Head outside and play sports as a family. The goal isn’t to be good, it’s to get a fun workout
Updated: August 8, 2012 11:59AM
It should not come as news that the current childhood obesity problem continues to (pardon the pun) expand. On average, almost a third of children in the United States are overweight, many with Type 2 diabetes putting them in line for developing life-threatening diseases (like heart problems) as they get older. Inspired by First Lady Michelle Obama’s organization, Let’s Move!, you also can get your child moving onto a healthy path with some of these tips.
◆ Walk or ride bicycles vs. taking the car on short trips whenever possible. Or, if you must take the car, park a few blocks from your destination and walk the rest of the way.
◆ Take up family sports. On a nice weather day, head to the backyard or a nearby park to kick or throw the ball around. Bring tennis racquets, baseball mitts, bats and any other piece of kid-friendly equipment to get moving with. ◆ On bad weather days, be active indoors. Roll balls along the floor with your feet, race up and down hallways or around the kitchen island.
◆ Combine good eating habits with some great outdoor exercise by planting a vegetable garden. No yard space?
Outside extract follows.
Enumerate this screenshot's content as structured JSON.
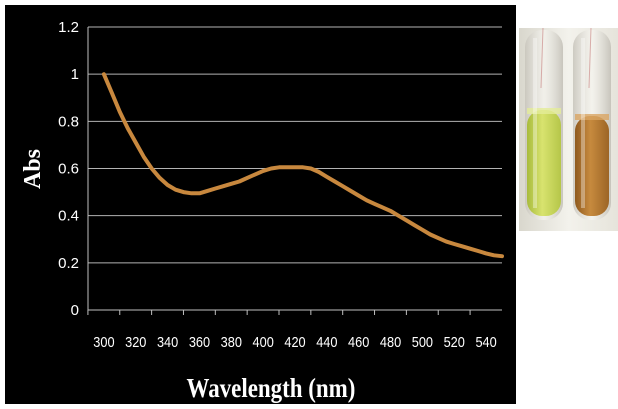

Start a community garden in the neighborhood.
Encourage your child’s school to be creative in introducing physical activities:
◆ Perhaps the physical education teacher can help you start a morning or after-school fitness club.
◆ Invite local sports coaches, dance teachers, karate masters and the like to work with students on an occasional basis on the school grounds.
◆ Take a cue from the local gym: Create stations with different fitness activities at each. Set the timer for seven to 10 minutes and when the timer goes off it is time to switch stations.
◆ Target a goal. Perhaps 12 times running or walking around the block. Once the goal is reached, celebrate by thinking up a new goal.
◆ Infants and preschoolers need plenty of exercise as well. Let your infant explore in a safe environment by making room for him to crawl around the floor at home or in a park.